Little emphasized that the threat of sequestration still hangs over the department.
“It is very important that we avoid sequester permanently,” he said. “This can’t be a situation where we delay every two months. The specter of sequestration — of guns to the head — none of that is anything that we welcome. We hope to avoid it at all costs.”
Panetta has repeatedly stressed that sequestration would be devastating to national defense.
The department was preparing for the worst, Little said. If sequestration were triggered, he said, DOD would try to make monetary reductions via furloughs rather than in reductions in force.

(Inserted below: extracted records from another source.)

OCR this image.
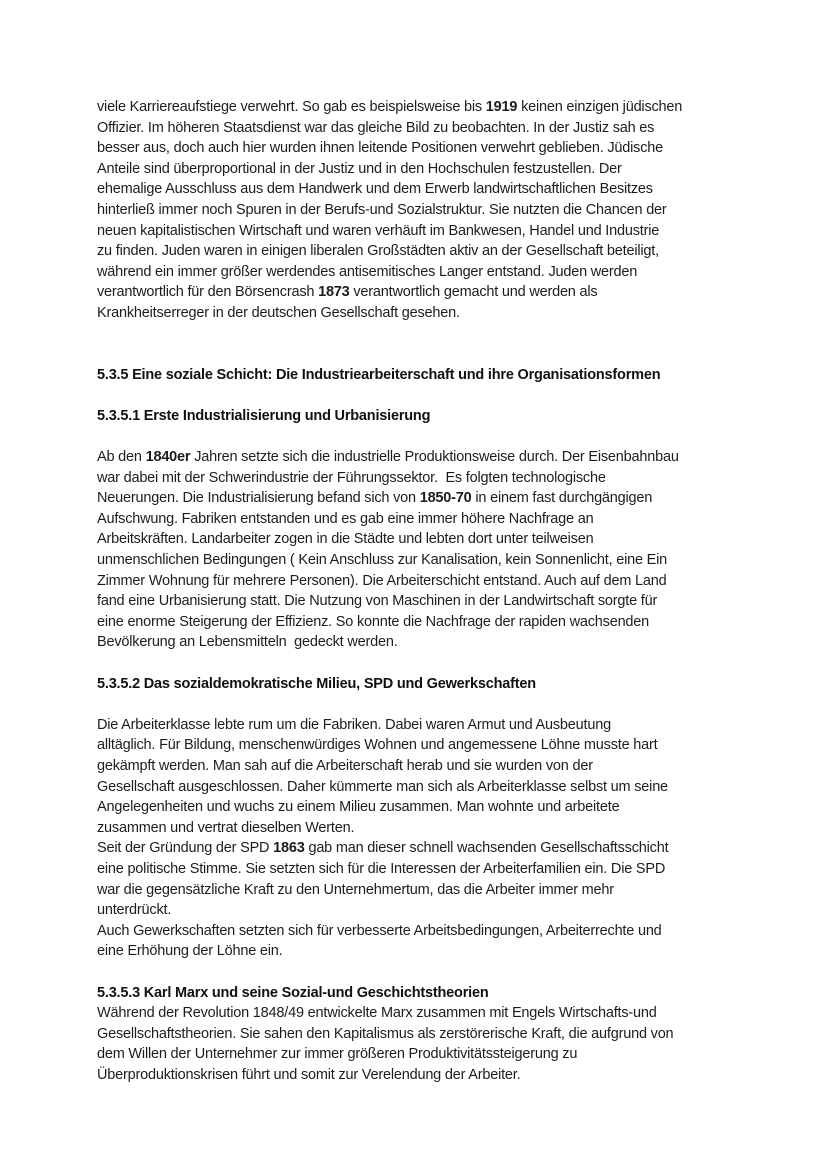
viele Karriereaufstiege verwehrt. So gab es beispielsweise bis 1919 keinen einzigen jüdischen
Offizier. Im höheren Staatsdienst war das gleiche Bild zu beobachten. In der Justiz sah es
besser aus, doch auch hier wurden ihnen leitende Positionen verwehrt geblieben. Jüdische
Anteile sind überproportional in der Justiz und in den Hochschulen festzustellen. Der
ehemalige Ausschluss aus dem Handwerk und dem Erwerb landwirtschaftlichen Besitzes
hinterließ immer noch Spuren in der Berufs-und Sozialstruktur. Sie nutzten die Chancen der
neuen kapitalistischen Wirtschaft und waren verhäuft im Bankwesen, Handel und Industrie
zu finden. Juden waren in einigen liberalen Großstädten aktiv an der Gesellschaft beteiligt,
während ein immer größer werdendes antisemitisches Langer entstand. Juden werden
verantwortlich für den Börsencrash 1873 verantwortlich gemacht und werden als
Krankheitserreger in der deutschen Gesellschaft gesehen.
5.3.5 Eine soziale Schicht: Die Industriearbeiterschaft und ihre Organisationsformen
5.3.5.1 Erste Industrialisierung und Urbanisierung
Ab den 1840er Jahren setzte sich die industrielle Produktionsweise durch. Der Eisenbahnbau
war dabei mit der Schwerindustrie der Führungssektor.  Es folgten technologische
Neuerungen. Die Industrialisierung befand sich von 1850-70 in einem fast durchgängigen
Aufschwung. Fabriken entstanden und es gab eine immer höhere Nachfrage an
Arbeitskräften. Landarbeiter zogen in die Städte und lebten dort unter teilweisen
unmenschlichen Bedingungen ( Kein Anschluss zur Kanalisation, kein Sonnenlicht, eine Ein
Zimmer Wohnung für mehrere Personen). Die Arbeiterschicht entstand. Auch auf dem Land
fand eine Urbanisierung statt. Die Nutzung von Maschinen in der Landwirtschaft sorgte für
eine enorme Steigerung der Effizienz. So konnte die Nachfrage der rapiden wachsenden
Bevölkerung an Lebensmitteln  gedeckt werden.
5.3.5.2 Das sozialdemokratische Milieu, SPD und Gewerkschaften
Die Arbeiterklasse lebte rum um die Fabriken. Dabei waren Armut und Ausbeutung
alltäglich. Für Bildung, menschenwürdiges Wohnen und angemessene Löhne musste hart
gekämpft werden. Man sah auf die Arbeiterschaft herab und sie wurden von der
Gesellschaft ausgeschlossen. Daher kümmerte man sich als Arbeiterklasse selbst um seine
Angelegenheiten und wuchs zu einem Milieu zusammen. Man wohnte und arbeitete
zusammen und vertrat dieselben Werten.
Seit der Gründung der SPD 1863 gab man dieser schnell wachsenden Gesellschaftsschicht
eine politische Stimme. Sie setzten sich für die Interessen der Arbeiterfamilien ein. Die SPD
war die gegensätzliche Kraft zu den Unternehmertum, das die Arbeiter immer mehr
unterdrückt.
Auch Gewerkschaften setzten sich für verbesserte Arbeitsbedingungen, Arbeiterrechte und
eine Erhöhung der Löhne ein.
5.3.5.3 Karl Marx und seine Sozial-und Geschichtstheorien
Während der Revolution 1848/49 entwickelte Marx zusammen mit Engels Wirtschafts-und
Gesellschaftstheorien. Sie sahen den Kapitalismus als zerstörerische Kraft, die aufgrund von
dem Willen der Unternehmer zur immer größeren Produktivitätssteigerung zu
Überproduktionskrisen führt und somit zur Verelendung der Arbeiter.
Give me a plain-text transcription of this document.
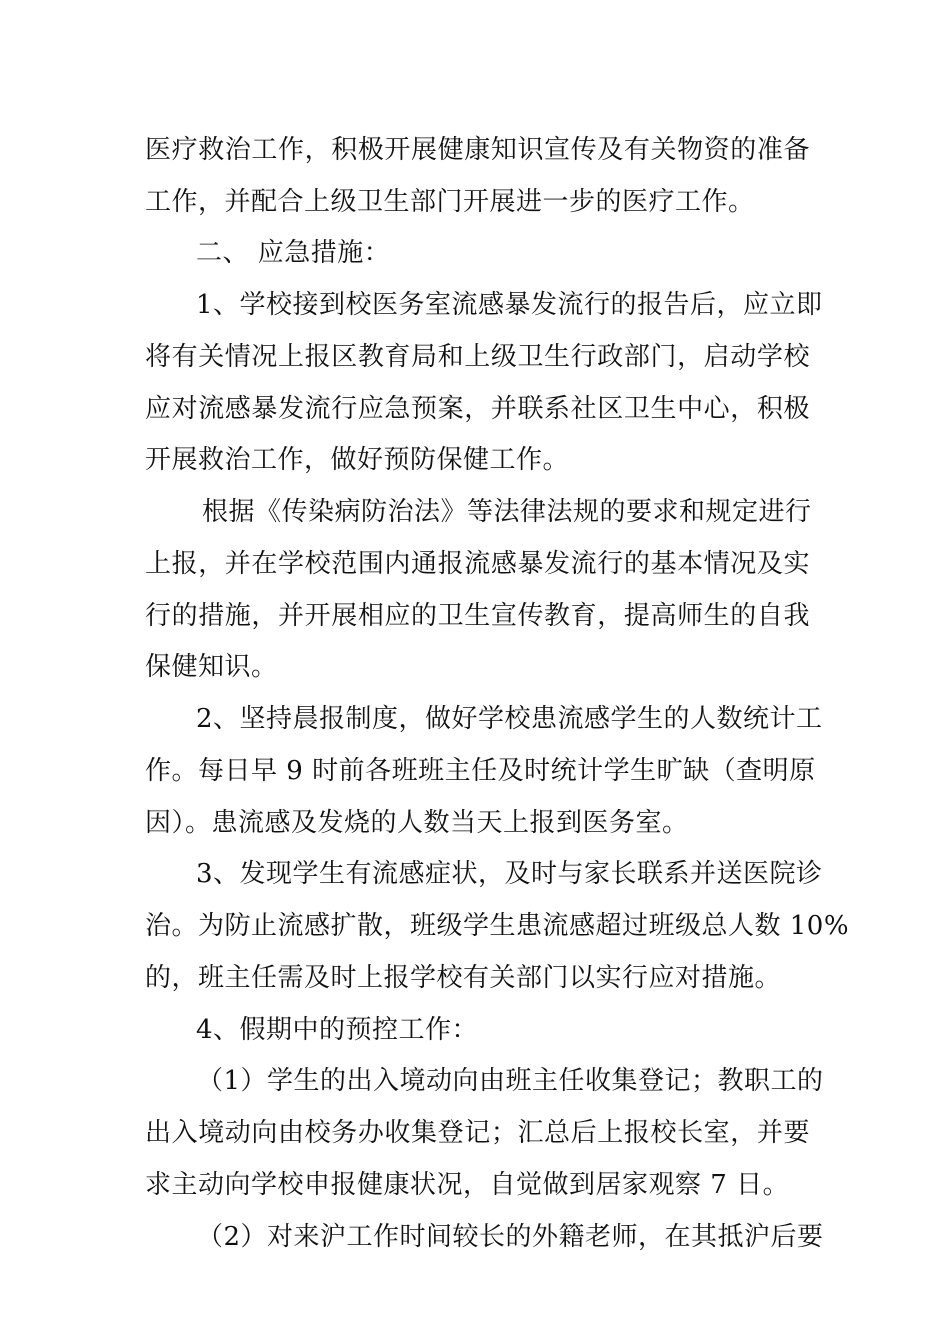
医疗救治工作，积极开展健康知识宣传及有关物资的准备
工作，并配合上级卫生部门开展进一步的医疗工作。
二、 应急措施：
1、学校接到校医务室流感暴发流行的报告后，应立即
将有关情况上报区教育局和上级卫生行政部门，启动学校
应对流感暴发流行应急预案，并联系社区卫生中心，积极
开展救治工作，做好预防保健工作。
根据《传染病防治法》等法律法规的要求和规定进行
上报，并在学校范围内通报流感暴发流行的基本情况及实
行的措施，并开展相应的卫生宣传教育，提高师生的自我
保健知识。
2、坚持晨报制度，做好学校患流感学生的人数统计工
作。每日早 9 时前各班班主任及时统计学生旷缺（查明原
因）。患流感及发烧的人数当天上报到医务室。
3、发现学生有流感症状，及时与家长联系并送医院诊
治。为防止流感扩散，班级学生患流感超过班级总人数 10%
的，班主任需及时上报学校有关部门以实行应对措施。
4、假期中的预控工作：
（1）学生的出入境动向由班主任收集登记；教职工的
出入境动向由校务办收集登记；汇总后上报校长室，并要
求主动向学校申报健康状况，自觉做到居家观察 7 日。
（2）对来沪工作时间较长的外籍老师，在其抵沪后要
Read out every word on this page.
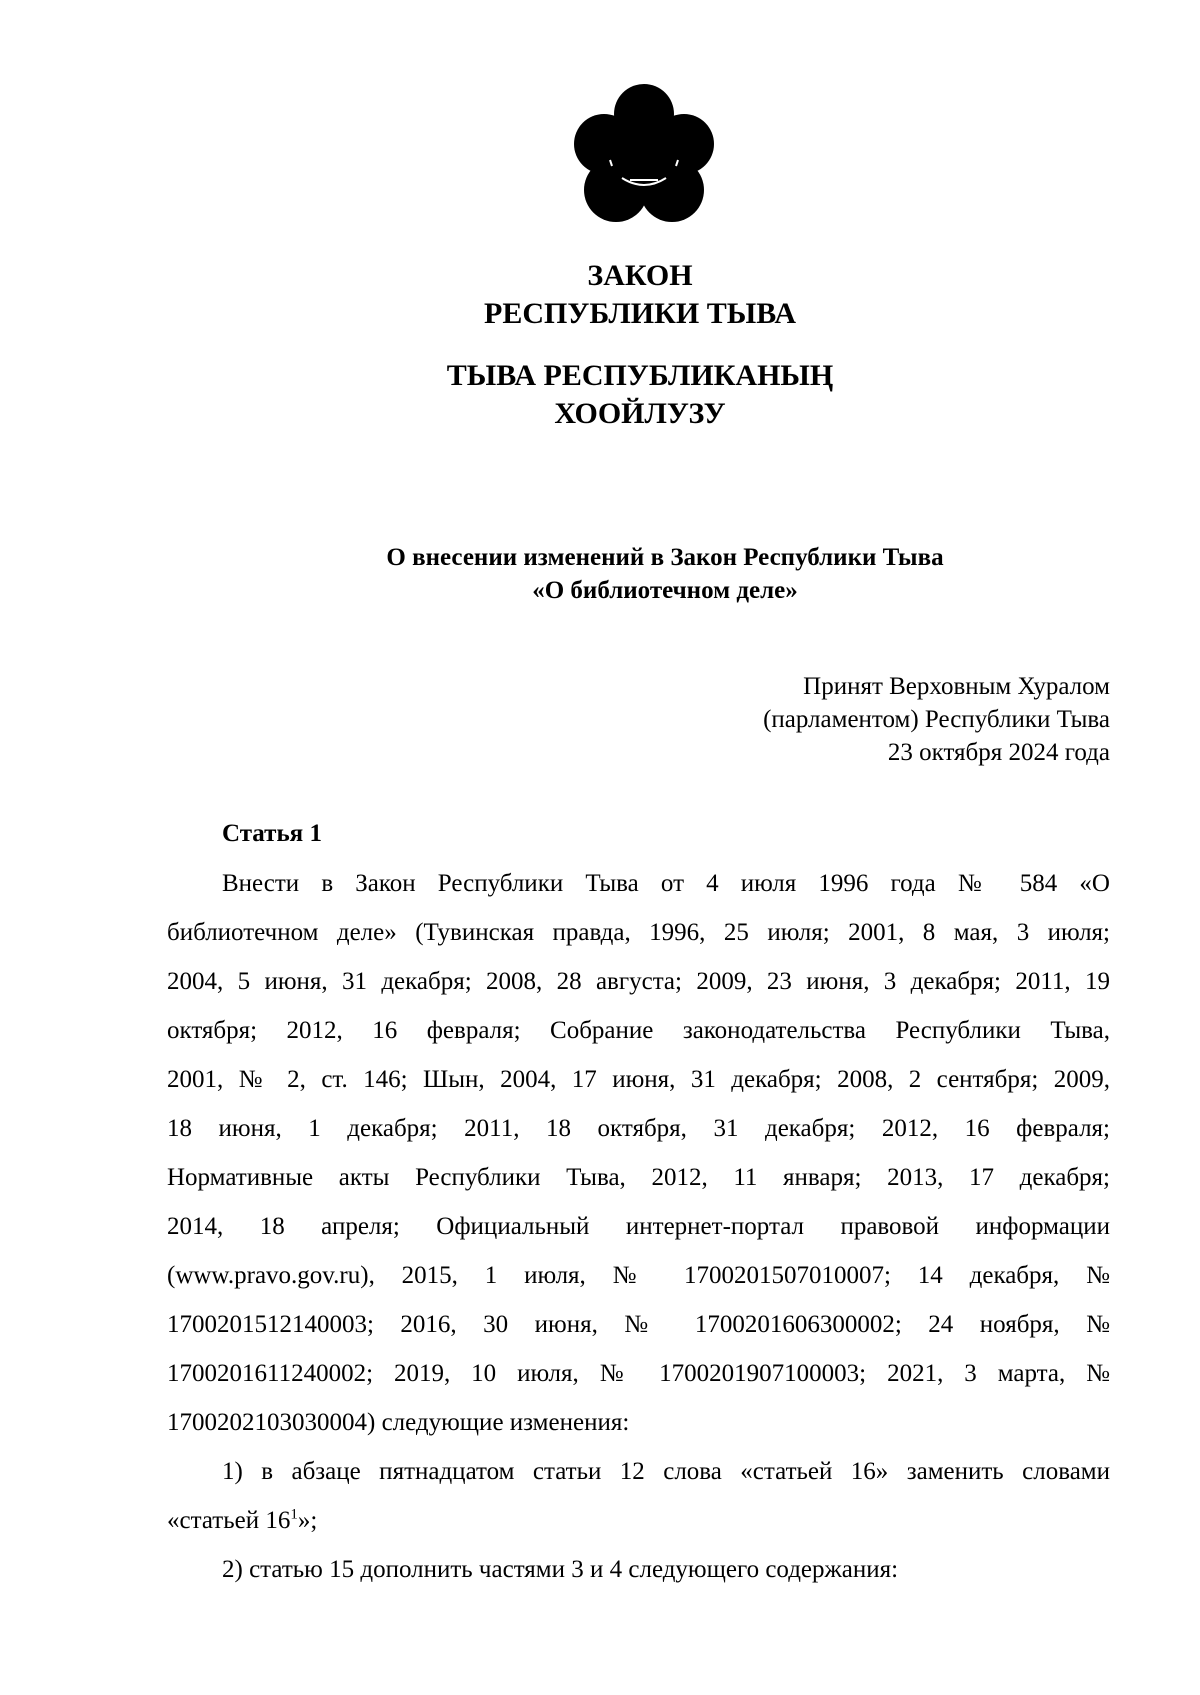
ЗАКОН
РЕСПУБЛИКИ ТЫВА
ТЫВА РЕСПУБЛИКАНЫҢ
ХООЙЛУЗУ
О внесении изменений в Закон Республики Тыва
«О библиотечном деле»
Принят Верховным Хуралом
(парламентом) Республики Тыва
23 октября 2024 года
Статья 1
Внести в Закон Республики Тыва от 4 июля 1996 года № 584 «О
библиотечном деле» (Тувинская правда, 1996, 25 июля; 2001, 8 мая, 3 июля;
2004, 5 июня, 31 декабря; 2008, 28 августа; 2009, 23 июня, 3 декабря; 2011, 19
октября; 2012, 16 февраля; Собрание законодательства Республики Тыва,
2001, № 2, ст. 146; Шын, 2004, 17 июня, 31 декабря; 2008, 2 сентября; 2009,
18 июня, 1 декабря; 2011, 18 октября, 31 декабря; 2012, 16 февраля;
Нормативные акты Республики Тыва, 2012, 11 января; 2013, 17 декабря;
2014, 18 апреля; Официальный интернет-портал правовой информации
(www.pravo.gov.ru), 2015, 1 июля, № 1700201507010007; 14 декабря, №
1700201512140003; 2016, 30 июня, № 1700201606300002; 24 ноября, №
1700201611240002; 2019, 10 июля, № 1700201907100003; 2021, 3 марта, №
1700202103030004) следующие изменения:
1) в абзаце пятнадцатом статьи 12 слова «статьей 16» заменить словами
«статьей $16^1$»;
2) статью 15 дополнить частями 3 и 4 следующего содержания:
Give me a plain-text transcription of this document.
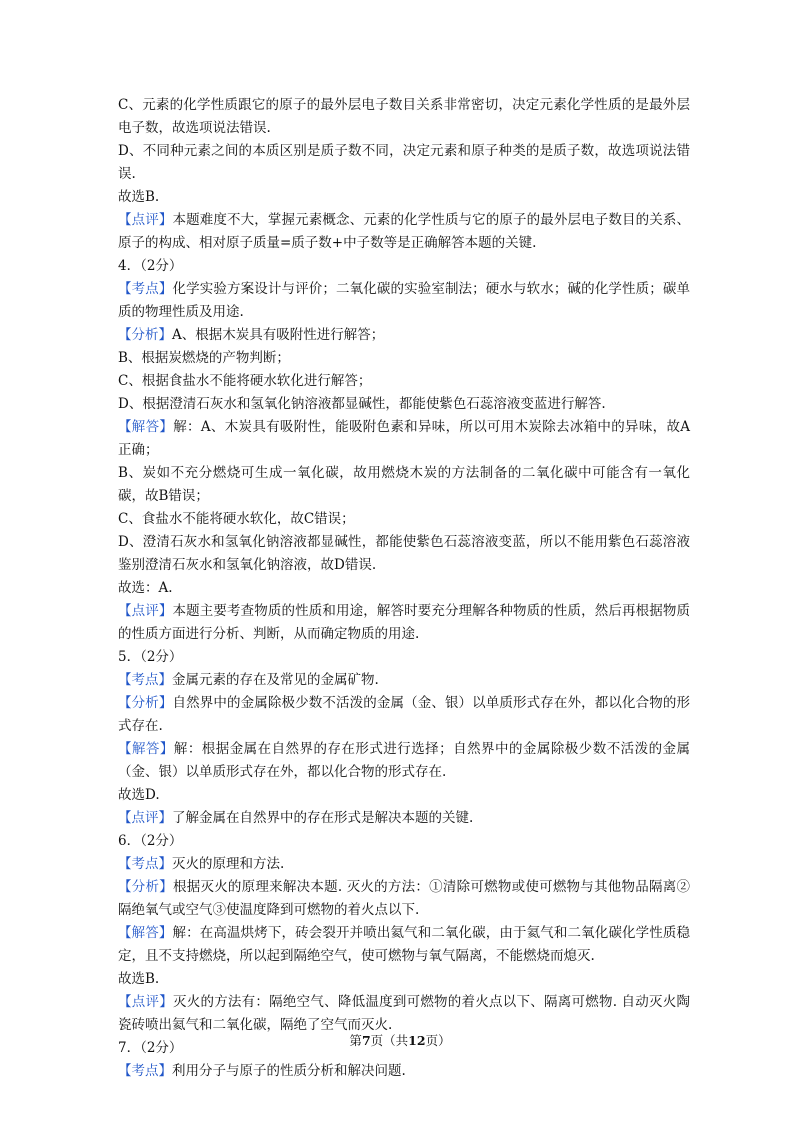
C、元素的化学性质跟它的原子的最外层电子数目关系非常密切，决定元素化学性质的是最外层电子数，故选项说法错误.
D、不同种元素之间的本质区别是质子数不同，决定元素和原子种类的是质子数，故选项说法错误.
故选B.
【点评】本题难度不大，掌握元素概念、元素的化学性质与它的原子的最外层电子数目的关系、原子的构成、相对原子质量=质子数+中子数等是正确解答本题的关键.
4．（2分）
【考点】化学实验方案设计与评价；二氧化碳的实验室制法；硬水与软水；碱的化学性质；碳单质的物理性质及用途.
【分析】A、根据木炭具有吸附性进行解答；
B、根据炭燃烧的产物判断；
C、根据食盐水不能将硬水软化进行解答；
D、根据澄清石灰水和氢氧化钠溶液都显碱性，都能使紫色石蕊溶液变蓝进行解答.
【解答】解：A、木炭具有吸附性，能吸附色素和异味，所以可用木炭除去冰箱中的异味，故A正确；
B、炭如不充分燃烧可生成一氧化碳，故用燃烧木炭的方法制备的二氧化碳中可能含有一氧化碳，故B错误；
C、食盐水不能将硬水软化，故C错误；
D、澄清石灰水和氢氧化钠溶液都显碱性，都能使紫色石蕊溶液变蓝，所以不能用紫色石蕊溶液鉴别澄清石灰水和氢氧化钠溶液，故D错误.
故选：A.
【点评】本题主要考查物质的性质和用途，解答时要充分理解各种物质的性质，然后再根据物质的性质方面进行分析、判断，从而确定物质的用途.
5．（2分）
【考点】金属元素的存在及常见的金属矿物.
【分析】自然界中的金属除极少数不活泼的金属（金、银）以单质形式存在外，都以化合物的形式存在.
【解答】解：根据金属在自然界的存在形式进行选择；自然界中的金属除极少数不活泼的金属（金、银）以单质形式存在外，都以化合物的形式存在.
故选D.
【点评】了解金属在自然界中的存在形式是解决本题的关键.
6．（2分）
【考点】灭火的原理和方法.
【分析】根据灭火的原理来解决本题. 灭火的方法：①清除可燃物或使可燃物与其他物品隔离②隔绝氧气或空气③使温度降到可燃物的着火点以下.
【解答】解：在高温烘烤下，砖会裂开并喷出氦气和二氧化碳，由于氦气和二氧化碳化学性质稳定，且不支持燃烧，所以起到隔绝空气，使可燃物与氧气隔离，不能燃烧而熄灭.
故选B.
【点评】灭火的方法有：隔绝空气、降低温度到可燃物的着火点以下、隔离可燃物. 自动灭火陶瓷砖喷出氦气和二氧化碳，隔绝了空气而灭火.
7．（2分）
【考点】利用分子与原子的性质分析和解决问题.
第7页（共12页）
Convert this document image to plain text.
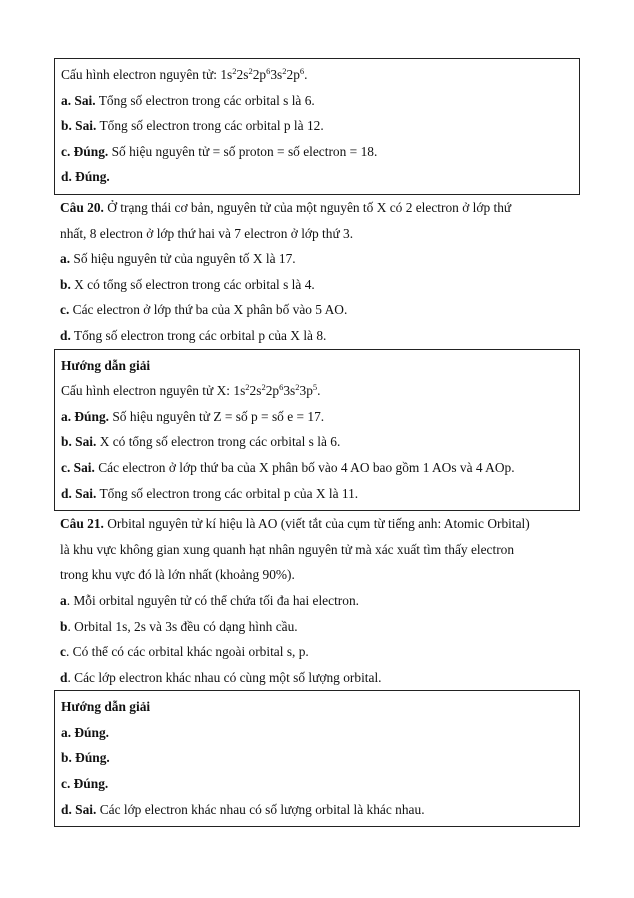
Cấu hình electron nguyên tử: $1s^22s^22p^63s^22p^6$.
a. Sai. Tổng số electron trong các orbital s là 6.
b. Sai. Tổng số electron trong các orbital p là 12.
c. Đúng. Số hiệu nguyên tử = số proton = số electron = 18.
d. Đúng.
Câu 20. Ở trạng thái cơ bản, nguyên tử của một nguyên tố X có 2 electron ở lớp thứ
nhất, 8 electron ở lớp thứ hai và 7 electron ở lớp thứ 3.
a. Số hiệu nguyên tử của nguyên tố X là 17.
b. X có tổng số electron trong các orbital s là 4.
c. Các electron ở lớp thứ ba của X phân bố vào 5 AO.
d. Tổng số electron trong các orbital p của X là 8.
Hướng dẫn giải
Cấu hình electron nguyên tử X: $1s^22s^22p^63s^23p^5$.
a. Đúng. Số hiệu nguyên tử Z = số p = số e = 17.
b. Sai. X có tổng số electron trong các orbital s là 6.
c. Sai. Các electron ở lớp thứ ba của X phân bố vào 4 AO bao gồm 1 AOs và 4 AOp.
d. Sai. Tổng số electron trong các orbital p của X là 11.
Câu 21. Orbital nguyên tử kí hiệu là AO (viết tắt của cụm từ tiếng anh: Atomic Orbital)
là khu vực không gian xung quanh hạt nhân nguyên tử mà xác xuất tìm thấy electron
trong khu vực đó là lớn nhất (khoảng 90%).
a. Mỗi orbital nguyên tử có thể chứa tối đa hai electron.
b. Orbital 1s, 2s và 3s đều có dạng hình cầu.
c. Có thể có các orbital khác ngoài orbital s, p.
d. Các lớp electron khác nhau có cùng một số lượng orbital.
Hướng dẫn giải
a. Đúng.
b. Đúng.
c. Đúng.
d. Sai. Các lớp electron khác nhau có số lượng orbital là khác nhau.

“We were prepared to do the prudent thing and tell our civilian workforce that many of them might face some kind of furlough if sequestration had taken effect,” Little said.
“Our first assumption is we are not going to try to punish a small group of civilian employees by firing them because Congress can’t do its job,” he said. “Furlough is the preferred course of action.”
The potential for furloughs shows that sequestration isn’t just some abstract circumstance affecting only dollars and decimal points, he said.
“This is something that will have an impact on real people, doing real work and on real missions in the department,” Little said.
The deal that Congress reached is likely to have some effect on the fiscal 2013 defense budget and for planning for the fiscal 2014 budget, Little said. DOD officials are waiting for guidance on this from the Office of Management and Budget, he added.